Narrowing the gap between theory and experiment

The ‘standard model’ of physics is currently our best description of elementary particles and their interactions. Yet experimental results sometimes differ from the model’s predictions, tantalizingly suggesting that more remains to be discovered. A theoretical framework developed by an international research team that includes scientists from RIKEN has now closed the gap between predicted and experimentally measured values of the properties of the elementary particle known as the muon¹.

The muon carries the same electric charge as an electron but is 200 times more massive. Another important property is its magnetic dipole moment, which makes the particle behave like a tiny magnet. In classical physics, the strength of the muon magnet is exactly 2 Bohr magnetons—the fundamental unit of magnetism. According to quantum physics, however, the muon emits and absorbs many different elementary particles. “Each particle species adds a small additional contribution to the muon’s magnetic moment,” says Taku Izubuchi, part of the research team and a member of the RIKEN Brookhaven National Laboratory Research Center in the United States.

Several research groups have measured the magnetic strength of a muon using particle accelerators. The most recent of these experimental measurements have found that the magnetic strength is significantly higher than that predicted by theory. Exploring this anomalous muon magnetic moment could help scientists understand the limitations of the standard model.

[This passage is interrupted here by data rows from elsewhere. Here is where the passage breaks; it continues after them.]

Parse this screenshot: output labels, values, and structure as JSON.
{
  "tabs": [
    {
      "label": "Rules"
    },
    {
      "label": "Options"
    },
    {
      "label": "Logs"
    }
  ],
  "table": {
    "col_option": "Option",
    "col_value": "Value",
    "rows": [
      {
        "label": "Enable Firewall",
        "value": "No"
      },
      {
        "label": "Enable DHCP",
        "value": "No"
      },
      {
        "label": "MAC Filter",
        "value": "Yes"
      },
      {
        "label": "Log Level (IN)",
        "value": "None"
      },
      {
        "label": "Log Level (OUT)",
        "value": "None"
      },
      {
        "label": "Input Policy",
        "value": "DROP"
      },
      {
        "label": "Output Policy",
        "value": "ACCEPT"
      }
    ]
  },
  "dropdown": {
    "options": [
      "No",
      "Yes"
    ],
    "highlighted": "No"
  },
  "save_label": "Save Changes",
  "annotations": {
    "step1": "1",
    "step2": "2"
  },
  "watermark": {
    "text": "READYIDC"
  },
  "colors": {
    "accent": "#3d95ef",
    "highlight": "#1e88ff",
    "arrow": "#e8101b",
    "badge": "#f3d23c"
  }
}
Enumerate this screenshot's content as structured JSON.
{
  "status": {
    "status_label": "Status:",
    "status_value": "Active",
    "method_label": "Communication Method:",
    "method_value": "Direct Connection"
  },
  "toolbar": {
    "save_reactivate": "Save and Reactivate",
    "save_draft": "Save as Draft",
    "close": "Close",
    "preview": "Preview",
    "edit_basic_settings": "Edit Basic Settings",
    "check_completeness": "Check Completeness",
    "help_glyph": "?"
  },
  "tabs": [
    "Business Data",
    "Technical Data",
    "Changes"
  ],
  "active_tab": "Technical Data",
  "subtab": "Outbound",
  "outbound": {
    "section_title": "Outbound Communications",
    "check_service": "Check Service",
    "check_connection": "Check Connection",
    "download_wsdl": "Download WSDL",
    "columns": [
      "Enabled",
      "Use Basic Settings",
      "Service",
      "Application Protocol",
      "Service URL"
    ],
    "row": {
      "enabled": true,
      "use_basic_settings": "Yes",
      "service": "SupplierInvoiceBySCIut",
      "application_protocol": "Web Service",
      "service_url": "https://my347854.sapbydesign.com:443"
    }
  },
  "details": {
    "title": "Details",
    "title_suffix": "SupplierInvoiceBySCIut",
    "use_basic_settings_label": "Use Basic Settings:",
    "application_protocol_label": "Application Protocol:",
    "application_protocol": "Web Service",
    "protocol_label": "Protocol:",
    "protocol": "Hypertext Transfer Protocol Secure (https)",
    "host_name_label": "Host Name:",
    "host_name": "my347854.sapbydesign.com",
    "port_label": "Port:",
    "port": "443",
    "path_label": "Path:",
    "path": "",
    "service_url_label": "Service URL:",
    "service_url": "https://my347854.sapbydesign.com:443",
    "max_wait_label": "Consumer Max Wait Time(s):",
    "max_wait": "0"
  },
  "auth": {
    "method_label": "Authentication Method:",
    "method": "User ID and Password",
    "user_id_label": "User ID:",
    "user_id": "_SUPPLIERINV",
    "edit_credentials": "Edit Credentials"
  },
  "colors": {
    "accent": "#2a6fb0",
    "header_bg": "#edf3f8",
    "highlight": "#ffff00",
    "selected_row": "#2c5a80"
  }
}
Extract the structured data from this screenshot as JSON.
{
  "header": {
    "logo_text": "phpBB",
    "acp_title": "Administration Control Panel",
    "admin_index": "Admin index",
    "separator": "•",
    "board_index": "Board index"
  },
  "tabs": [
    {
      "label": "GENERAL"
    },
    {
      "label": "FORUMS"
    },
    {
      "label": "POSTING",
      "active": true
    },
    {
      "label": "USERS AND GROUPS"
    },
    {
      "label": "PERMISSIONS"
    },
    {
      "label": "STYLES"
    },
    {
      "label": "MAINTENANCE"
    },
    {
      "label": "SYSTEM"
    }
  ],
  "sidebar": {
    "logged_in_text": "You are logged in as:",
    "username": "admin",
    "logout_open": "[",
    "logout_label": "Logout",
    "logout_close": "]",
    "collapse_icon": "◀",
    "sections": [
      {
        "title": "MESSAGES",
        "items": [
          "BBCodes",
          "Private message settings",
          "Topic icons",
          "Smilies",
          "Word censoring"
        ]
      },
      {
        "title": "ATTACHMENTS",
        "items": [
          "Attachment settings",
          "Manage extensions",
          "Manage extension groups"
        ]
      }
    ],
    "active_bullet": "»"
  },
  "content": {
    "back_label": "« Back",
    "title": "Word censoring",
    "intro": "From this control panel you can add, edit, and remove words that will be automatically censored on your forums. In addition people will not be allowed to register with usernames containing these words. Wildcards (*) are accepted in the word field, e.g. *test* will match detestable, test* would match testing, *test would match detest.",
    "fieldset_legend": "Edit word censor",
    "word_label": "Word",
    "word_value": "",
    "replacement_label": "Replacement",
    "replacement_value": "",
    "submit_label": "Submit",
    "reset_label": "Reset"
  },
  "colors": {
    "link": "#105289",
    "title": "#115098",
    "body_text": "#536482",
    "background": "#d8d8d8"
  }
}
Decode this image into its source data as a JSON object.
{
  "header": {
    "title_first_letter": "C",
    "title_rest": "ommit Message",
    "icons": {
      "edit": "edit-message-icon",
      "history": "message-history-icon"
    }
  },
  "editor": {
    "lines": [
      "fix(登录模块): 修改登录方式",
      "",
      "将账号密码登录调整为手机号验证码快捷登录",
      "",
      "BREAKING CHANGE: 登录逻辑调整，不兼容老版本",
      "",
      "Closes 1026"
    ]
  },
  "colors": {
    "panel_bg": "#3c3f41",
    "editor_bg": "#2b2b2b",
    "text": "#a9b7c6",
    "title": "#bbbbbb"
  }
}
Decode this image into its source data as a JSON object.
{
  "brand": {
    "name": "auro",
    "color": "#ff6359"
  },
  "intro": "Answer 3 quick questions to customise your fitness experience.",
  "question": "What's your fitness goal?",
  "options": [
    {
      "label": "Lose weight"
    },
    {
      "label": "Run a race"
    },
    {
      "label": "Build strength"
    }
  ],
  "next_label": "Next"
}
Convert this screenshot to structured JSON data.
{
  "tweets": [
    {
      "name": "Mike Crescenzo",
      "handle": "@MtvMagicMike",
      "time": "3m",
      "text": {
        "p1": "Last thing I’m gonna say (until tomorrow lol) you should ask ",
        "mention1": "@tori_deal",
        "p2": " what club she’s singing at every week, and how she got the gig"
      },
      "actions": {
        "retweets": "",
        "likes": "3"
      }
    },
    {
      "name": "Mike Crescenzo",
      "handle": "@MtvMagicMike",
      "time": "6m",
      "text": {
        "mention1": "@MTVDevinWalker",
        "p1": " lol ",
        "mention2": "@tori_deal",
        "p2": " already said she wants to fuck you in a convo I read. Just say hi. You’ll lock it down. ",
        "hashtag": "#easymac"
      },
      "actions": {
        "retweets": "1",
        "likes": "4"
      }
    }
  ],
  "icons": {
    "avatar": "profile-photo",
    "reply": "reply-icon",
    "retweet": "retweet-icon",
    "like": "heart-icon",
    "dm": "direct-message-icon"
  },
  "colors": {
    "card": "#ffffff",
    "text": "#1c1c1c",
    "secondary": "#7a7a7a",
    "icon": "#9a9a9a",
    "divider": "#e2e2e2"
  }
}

Improved experimental facilities are currently being built in the United States and are planned for Japan, but more accurate and reliable theoretical predictions are also required.

Izubuchi and his co-workers developed a theoretical approach that estimates the anomalous magnetic moment more accurately by considering the contribution of elementary particles called quarks.

While the contributions of particles such as electrons and photons are described by quantum electrodynamics, the forces between quarks are described using a theory known as quantum chromodynamics. “We have been studying how to reliably compute the quantum chromodynamics contribution using a large-scale numerical computation method called lattice quantum chromodynamics,” explains Izubuchi.

The researchers show that their approach can give realistic solutions with systematically reduced errors using only modest computing resources. The initial results raise the hope that a more complete calculation may be possible in the future.

“Our calculation is just a beginning,” says Izubuchi. “Yet our method of using lattice quantum chromodynamics and quantum electrodynamics is a promising way to provide the theoretical value with enough accuracy to confront the near-future experiment with greater accuracy.”